3 Plan du cours

  • Reprise de quelques éléments du cours de la semaine dernière (complément sur la fin du cours et la notion d’un égoïsme utilisable pour autrui).

  • Je montrerai ensuite que les travaux d’Annie Ernaux ne sont pas isolés, mais qu’ils caractérisent tout un groupe de penseurs et je suivrai un peu plus en détail le travail de Didier Eribon, sociologue, mais auteur aussi d’un travail qu’on peut tout à fait qualifier d’autosociobiographique, pour reprendre l’expression d’Annie Ernaux, intitulé Retour à Reims (d’où il est originaire).

  • Je montrerai ensuite les liens de cette thématique du « retour à » avec le thème de la madeleine de Proust. L’interprétation, par Doubrovsky (et Lejeune), de cet épisode fondateur de La recherche mérite d’être reprise et approfondie.

  • L’analyse de la signification de l’épisode de la madeleine peut alors être reprise sur une base élargie qui inclut la dimension sociale que cherche à atteindre Ernaux, Eribon et d’autres.

  • Analyse du sentiment de honte est, on le verra, central cette approche : la honte y est d’ailleurs déclinée selon plusieurs dimensions (biographique, sexuelle, sociale, etc.).

  • Retour sur la question de l’empathie et de son sens premier comme perception de l’ambiance des lieux.

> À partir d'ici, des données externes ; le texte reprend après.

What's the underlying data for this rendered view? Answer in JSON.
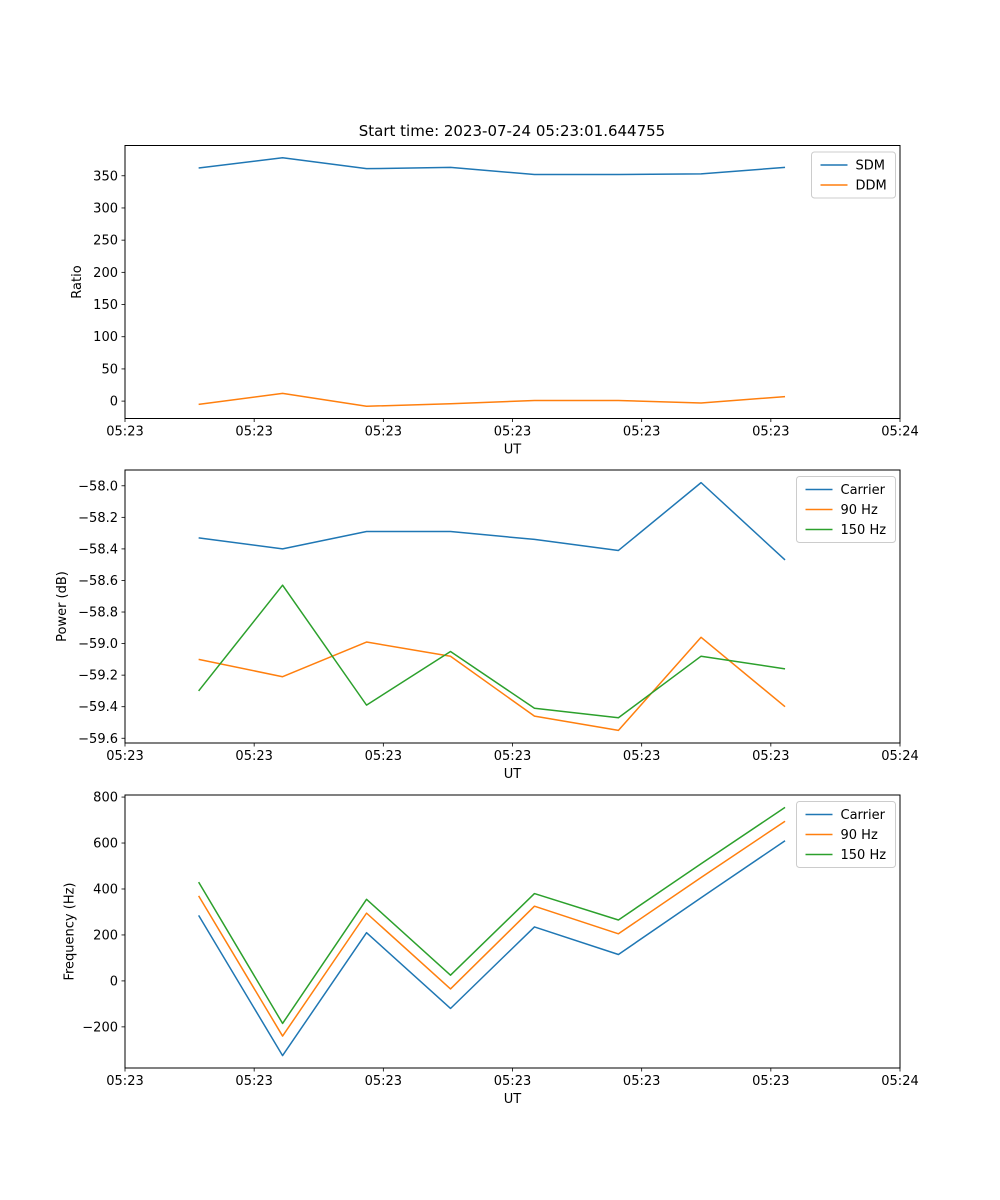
{
  "figure": {
    "title": "Start time: 2023-07-24 05:23:01.644755",
    "background": "#ffffff"
  },
  "colors": {
    "blue": "#1f77b4",
    "orange": "#ff7f0e",
    "green": "#2ca02c",
    "frame": "#000000",
    "legend_border": "#cccccc"
  },
  "chart_data": [
    {
      "type": "line",
      "title": "",
      "xlabel": "UT",
      "ylabel": "Ratio",
      "xlim_seconds": [
        0,
        60
      ],
      "xticks_seconds": [
        0,
        10,
        20,
        30,
        40,
        50,
        60
      ],
      "xtick_labels": [
        "05:23",
        "05:23",
        "05:23",
        "05:23",
        "05:23",
        "05:23",
        "05:24"
      ],
      "ylim": [
        -27,
        397
      ],
      "yticks": [
        0,
        50,
        100,
        150,
        200,
        250,
        300,
        350
      ],
      "ytick_labels": [
        "0",
        "50",
        "100",
        "150",
        "200",
        "250",
        "300",
        "350"
      ],
      "grid": false,
      "legend_position": "upper right",
      "x_seconds": [
        5.7,
        12.2,
        18.7,
        25.2,
        31.7,
        38.2,
        44.6,
        51.1
      ],
      "series": [
        {
          "name": "SDM",
          "color": "#1f77b4",
          "values": [
            362,
            378,
            361,
            363,
            352,
            352,
            353,
            363
          ]
        },
        {
          "name": "DDM",
          "color": "#ff7f0e",
          "values": [
            -5,
            12,
            -8,
            -4,
            1,
            1,
            -3,
            7
          ]
        }
      ]
    },
    {
      "type": "line",
      "title": "",
      "xlabel": "UT",
      "ylabel": "Power (dB)",
      "xlim_seconds": [
        0,
        60
      ],
      "xticks_seconds": [
        0,
        10,
        20,
        30,
        40,
        50,
        60
      ],
      "xtick_labels": [
        "05:23",
        "05:23",
        "05:23",
        "05:23",
        "05:23",
        "05:23",
        "05:24"
      ],
      "ylim": [
        -59.63,
        -57.9
      ],
      "yticks": [
        -58.0,
        -58.2,
        -58.4,
        -58.6,
        -58.8,
        -59.0,
        -59.2,
        -59.4,
        -59.6
      ],
      "ytick_labels": [
        "−58.0",
        "−58.2",
        "−58.4",
        "−58.6",
        "−58.8",
        "−59.0",
        "−59.2",
        "−59.4",
        "−59.6"
      ],
      "grid": false,
      "legend_position": "upper right",
      "x_seconds": [
        5.7,
        12.2,
        18.7,
        25.2,
        31.7,
        38.2,
        44.6,
        51.1
      ],
      "series": [
        {
          "name": "Carrier",
          "color": "#1f77b4",
          "values": [
            -58.33,
            -58.4,
            -58.29,
            -58.29,
            -58.34,
            -58.41,
            -57.98,
            -58.47
          ]
        },
        {
          "name": "90 Hz",
          "color": "#ff7f0e",
          "values": [
            -59.1,
            -59.21,
            -58.99,
            -59.08,
            -59.46,
            -59.55,
            -58.96,
            -59.4
          ]
        },
        {
          "name": "150 Hz",
          "color": "#2ca02c",
          "values": [
            -59.3,
            -58.63,
            -59.39,
            -59.05,
            -59.41,
            -59.47,
            -59.08,
            -59.16
          ]
        }
      ]
    },
    {
      "type": "line",
      "title": "",
      "xlabel": "UT",
      "ylabel": "Frequency (Hz)",
      "xlim_seconds": [
        0,
        60
      ],
      "xticks_seconds": [
        0,
        10,
        20,
        30,
        40,
        50,
        60
      ],
      "xtick_labels": [
        "05:23",
        "05:23",
        "05:23",
        "05:23",
        "05:23",
        "05:23",
        "05:24"
      ],
      "ylim": [
        -379,
        809
      ],
      "yticks": [
        -200,
        0,
        200,
        400,
        600,
        800
      ],
      "ytick_labels": [
        "−200",
        "0",
        "200",
        "400",
        "600",
        "800"
      ],
      "grid": false,
      "legend_position": "upper right",
      "x_seconds": [
        5.7,
        12.2,
        18.7,
        25.2,
        31.7,
        38.2,
        44.6,
        51.1
      ],
      "series": [
        {
          "name": "Carrier",
          "color": "#1f77b4",
          "values": [
            285,
            -325,
            210,
            -120,
            235,
            115,
            362,
            610
          ]
        },
        {
          "name": "90 Hz",
          "color": "#ff7f0e",
          "values": [
            370,
            -240,
            295,
            -35,
            325,
            205,
            450,
            695
          ]
        },
        {
          "name": "150 Hz",
          "color": "#2ca02c",
          "values": [
            430,
            -185,
            355,
            25,
            380,
            265,
            510,
            755
          ]
        }
      ]
    }
  ]
}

Ce qui nous conduira à analyser l’épisode de la madeleine chez Proust dans ses relations à un concept de lieu (côté de Guermantes, côté de Méséglise aussi appelé côté de chez Swann).

  • À partir de là, il deviendra possible de reprendre l’examen d’une des notions qui est donnée comme une clé de l’effectivité de l’écriture : la performativité, le caractère performatif de l’écriture, car l’écriture permet au narrateur (Marcel), de faire renaître ces lieux avec tout ce qui y était associé dans la mémoire.

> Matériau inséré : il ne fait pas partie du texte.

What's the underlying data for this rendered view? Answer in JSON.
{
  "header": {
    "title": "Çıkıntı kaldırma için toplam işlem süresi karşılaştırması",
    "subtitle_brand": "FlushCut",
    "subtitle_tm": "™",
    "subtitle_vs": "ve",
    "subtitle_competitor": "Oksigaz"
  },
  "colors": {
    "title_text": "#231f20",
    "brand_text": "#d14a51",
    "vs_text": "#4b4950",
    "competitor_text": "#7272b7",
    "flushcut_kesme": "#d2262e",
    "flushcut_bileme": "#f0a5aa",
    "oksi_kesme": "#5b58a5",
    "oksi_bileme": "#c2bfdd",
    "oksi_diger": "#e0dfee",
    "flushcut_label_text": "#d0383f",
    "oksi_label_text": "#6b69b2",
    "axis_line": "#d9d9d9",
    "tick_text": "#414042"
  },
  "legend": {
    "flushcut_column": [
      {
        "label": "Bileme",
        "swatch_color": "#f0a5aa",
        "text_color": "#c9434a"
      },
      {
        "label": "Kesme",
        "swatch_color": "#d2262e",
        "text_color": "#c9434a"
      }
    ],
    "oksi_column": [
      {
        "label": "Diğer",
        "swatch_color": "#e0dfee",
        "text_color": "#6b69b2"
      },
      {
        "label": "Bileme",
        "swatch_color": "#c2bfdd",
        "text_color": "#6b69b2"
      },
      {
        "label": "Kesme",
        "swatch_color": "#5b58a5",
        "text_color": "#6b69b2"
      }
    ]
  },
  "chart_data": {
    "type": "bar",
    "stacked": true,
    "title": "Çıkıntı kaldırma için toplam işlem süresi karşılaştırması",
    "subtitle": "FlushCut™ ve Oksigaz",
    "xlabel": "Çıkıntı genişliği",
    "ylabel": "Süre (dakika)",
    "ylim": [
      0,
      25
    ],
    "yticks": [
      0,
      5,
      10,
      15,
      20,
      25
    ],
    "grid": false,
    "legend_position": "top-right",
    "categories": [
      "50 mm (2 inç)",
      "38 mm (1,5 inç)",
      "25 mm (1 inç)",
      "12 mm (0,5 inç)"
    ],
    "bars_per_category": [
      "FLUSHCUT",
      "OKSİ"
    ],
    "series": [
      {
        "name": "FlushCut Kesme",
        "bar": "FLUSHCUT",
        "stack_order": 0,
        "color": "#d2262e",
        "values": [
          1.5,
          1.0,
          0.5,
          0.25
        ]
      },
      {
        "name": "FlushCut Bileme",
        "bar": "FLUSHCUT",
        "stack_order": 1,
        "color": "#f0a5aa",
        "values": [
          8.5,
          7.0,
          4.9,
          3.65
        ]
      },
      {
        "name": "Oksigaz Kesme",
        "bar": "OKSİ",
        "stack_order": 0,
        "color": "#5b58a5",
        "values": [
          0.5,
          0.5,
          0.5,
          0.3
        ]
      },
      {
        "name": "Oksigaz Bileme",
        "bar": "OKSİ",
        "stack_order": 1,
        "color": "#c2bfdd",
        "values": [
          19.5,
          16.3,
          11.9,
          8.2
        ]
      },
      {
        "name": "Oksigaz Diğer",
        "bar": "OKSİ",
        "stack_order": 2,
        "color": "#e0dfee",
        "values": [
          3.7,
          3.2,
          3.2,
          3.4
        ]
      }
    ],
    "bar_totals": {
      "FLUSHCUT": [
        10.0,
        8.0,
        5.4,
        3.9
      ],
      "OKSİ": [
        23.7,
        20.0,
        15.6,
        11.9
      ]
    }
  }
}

  • Et j’en viendrai ainsi aux domaines dans lesquels cette effectivité de la littérature est recherchée pour elle-même que je qualifierai d’écriture pragmatique : médecine narrative, justice narrative, ou plus largement thérapie narrative. On sort donc ici du champ propre de la littérature pour atteindre le champ de l’effectivité de l’écriture. Il s’agit de deux champs qui sont au voisinage l’un de l’autre. La ligne de séparation entre les deux est la publication.

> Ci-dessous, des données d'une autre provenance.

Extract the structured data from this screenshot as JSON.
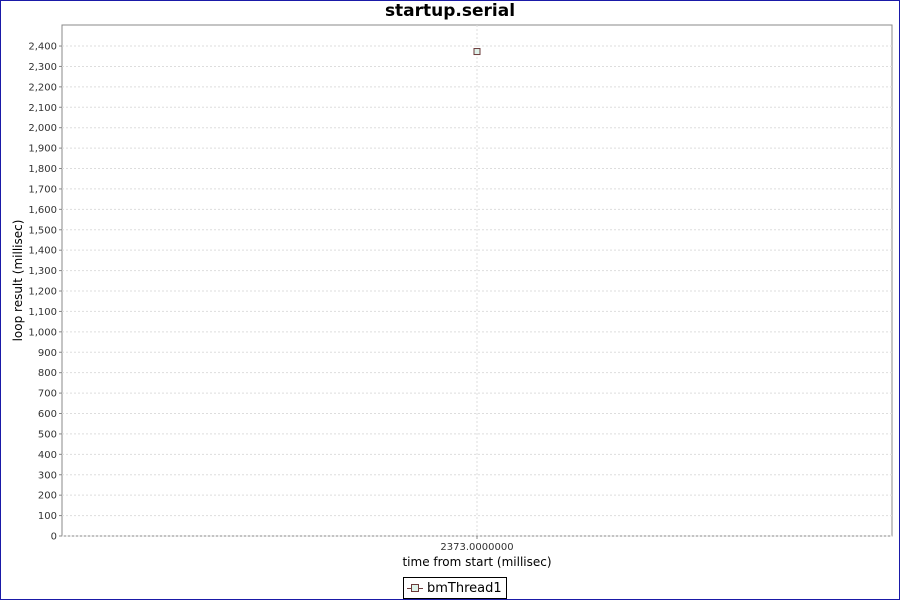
{
  "chart_data": {
    "type": "scatter",
    "title": "startup.serial",
    "xlabel": "time from start (millisec)",
    "ylabel": "loop result (millisec)",
    "x_tick_labels": [
      "2373.0000000"
    ],
    "y_ticks": [
      0,
      100,
      200,
      300,
      400,
      500,
      600,
      700,
      800,
      900,
      1000,
      1100,
      1200,
      1300,
      1400,
      1500,
      1600,
      1700,
      1800,
      1900,
      2000,
      2100,
      2200,
      2300,
      2400
    ],
    "ylim": [
      0,
      2503
    ],
    "grid": true,
    "legend_placement": "bottom",
    "series": [
      {
        "name": "bmThread1",
        "color": "#6b3a3a",
        "fill": "#dff2ea",
        "marker": "square",
        "points": [
          {
            "x": 2373,
            "y": 2373
          }
        ]
      }
    ]
  }
}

  • Je serai conduit à retracer, dans ses grandes lignes, ce qu’on a pu nommer le « tournant narratif » qui a accompagné (ou a déclenché : il est difficile de dire ce qui est ici cause et ce qui est conséquence) cet intérêt pour la pragmatique de l’écriture qu’on pourrait aussi appeler « narrativité appliquée ».

  • C’est ce qui me conduira à rependre et à préciser une distinction importante en anglais, la distinction entre illness et disease qui est l’un des fondements de la médecine narrative.

  • Je vous montrerai que cette distinction est déjà implicitement présente chez des auteurs qui n’ont jamais entendu prononcer cette expression de « médecine narrative » et qui n’ont pas accès à cette distinction qui vaut pour l’anglais mais qu’on ne retrouve pas en français. C’est le cas d’Hervé Guibert qui a pratiqué une forme d’écriture de soi très proche de celle que décrit la médecine narrative et qui correspond, par ailleurs, à ce qui est identifié sous le nom d’autofiction.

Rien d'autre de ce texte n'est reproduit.